Служащие, видя, что их участия не требуется, удалились. А неожиданный покровитель направился к заведующему.
- Этот молодой человек ищет работу. Может быть, вы его возьмете?
Заведующий велел Драйзеру подождать и исчез. Драйзер был сначала поражен, потом воспрянул духом, потом пришел в состояние экзальтации, опьянел. Вот сейчас сбывается его мечта! Он приехал в Нью-Йорк и после всех лишений нашел работу. Это счастье, судьба, везение! Наконец, ему предложили сесть и ждать. Он долго сидел, уставившись в стену, где висели плакаты, поучавшие журналистов: «Точность, точность, точность! Кто? Что? Где? Когда? Как?», «Факты – краски – факты».
Через час его вызвали к заведующему. Работа оказалась внештатной. Газета за гроши использовала безработных для мелких поручений, неинтересных и утомительных для сотрудников редакции. Наличие толпы, жаждущей попасть в штат, было выгодно, потому что давило на сотрудников, заставляло их быть усердными и покладистыми.
Но эта работа, какой ни была она жалкой, помогла Драйзеру узнать подлинный Нью-Йорк. Все, что он видел в других городах, здесь было доведено до предела. Никогда прежде не доводилось ему видеть роскошь, так нагло выставляемую напоказ. Дворцы пятой авеню, отели, магазины, деловой мир. Жажда удовольствий и бессердечность. И нигде он не встречал столько выброшенных из жизни, потерпевших крушение людей. Работая в газете, он хорошо изучил трущобы Ист-Сайда, ночлежки Бауэри, унылое убожество Бруклина тех лет. Все лучшие места «у пирога», все жизненные блага уже растащили, расхватали более удачливые, более ловкие хищники.

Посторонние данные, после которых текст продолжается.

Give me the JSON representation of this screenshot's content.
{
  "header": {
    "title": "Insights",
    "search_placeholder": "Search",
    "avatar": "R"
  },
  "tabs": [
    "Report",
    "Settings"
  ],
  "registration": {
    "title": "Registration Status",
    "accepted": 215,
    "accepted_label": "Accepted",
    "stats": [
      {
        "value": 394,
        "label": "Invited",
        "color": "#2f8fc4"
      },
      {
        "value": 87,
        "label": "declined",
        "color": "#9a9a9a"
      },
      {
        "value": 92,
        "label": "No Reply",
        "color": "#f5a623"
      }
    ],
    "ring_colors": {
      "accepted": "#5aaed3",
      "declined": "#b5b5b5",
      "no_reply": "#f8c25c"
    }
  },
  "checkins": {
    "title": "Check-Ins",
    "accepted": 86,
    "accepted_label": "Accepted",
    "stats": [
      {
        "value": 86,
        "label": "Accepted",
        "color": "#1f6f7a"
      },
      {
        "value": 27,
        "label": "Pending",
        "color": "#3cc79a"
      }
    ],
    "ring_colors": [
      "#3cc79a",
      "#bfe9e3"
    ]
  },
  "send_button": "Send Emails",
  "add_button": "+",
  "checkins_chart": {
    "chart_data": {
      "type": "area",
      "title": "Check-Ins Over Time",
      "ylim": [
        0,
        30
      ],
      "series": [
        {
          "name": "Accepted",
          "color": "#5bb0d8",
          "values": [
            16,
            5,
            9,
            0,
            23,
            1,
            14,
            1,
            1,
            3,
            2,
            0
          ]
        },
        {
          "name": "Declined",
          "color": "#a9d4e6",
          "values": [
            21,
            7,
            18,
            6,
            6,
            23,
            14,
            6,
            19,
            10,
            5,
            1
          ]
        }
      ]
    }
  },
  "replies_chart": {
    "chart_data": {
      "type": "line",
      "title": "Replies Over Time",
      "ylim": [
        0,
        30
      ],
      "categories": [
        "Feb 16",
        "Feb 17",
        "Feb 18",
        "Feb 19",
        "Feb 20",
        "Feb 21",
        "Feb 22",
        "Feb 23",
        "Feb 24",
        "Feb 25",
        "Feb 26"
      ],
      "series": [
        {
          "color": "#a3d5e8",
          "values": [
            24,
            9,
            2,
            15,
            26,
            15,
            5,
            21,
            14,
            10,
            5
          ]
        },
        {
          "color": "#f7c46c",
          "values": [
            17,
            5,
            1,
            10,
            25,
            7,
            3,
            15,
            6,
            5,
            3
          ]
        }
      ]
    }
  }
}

Он чувствовал, что и сам был одним из сонма неудачников, скудно оплачиваемым, незначительным, дни напролет бегающим по городу с мизерными поручениями, которых никто не принимал всерьез. Ему ничего не давали писать самому. Сообщения, которые он приносил, использовали другие. Город был переполнен нищими, бродягами, неудачниками. Безработные журналисты входили в их число.
Впереди были долгие ряды дней, та же бесплодная беготня, рутина, добывание мизерных средств. Насколько его хватит? Чего ждать от этой вечной гонки?
Развивался по своим неумолимым законам капитализм, и за всей сложностью человеческих движений, страданий, страстей шло медленное передвижение стрелки на циферблате истории человечества. Но Драйзер мало разбирался в поступательном движении всемирно-исторической стрелки. Он лишь видел хаотические, мучительные его проявления в людских судьбах.
Поляризация богатств и нищеты. И на этом грозном фоне – отдельные жизни. Неудачники, катящиеся вниз; те, что еще сохраняют видимость благополучия, и те, что уже махнули рукой на «приличие». Их олицетворение – Герствуд. Настроение тех дней хорошо передано в романе «Сестра Керри». Вот несколько отрывков, помогающих воссоздать это настроение.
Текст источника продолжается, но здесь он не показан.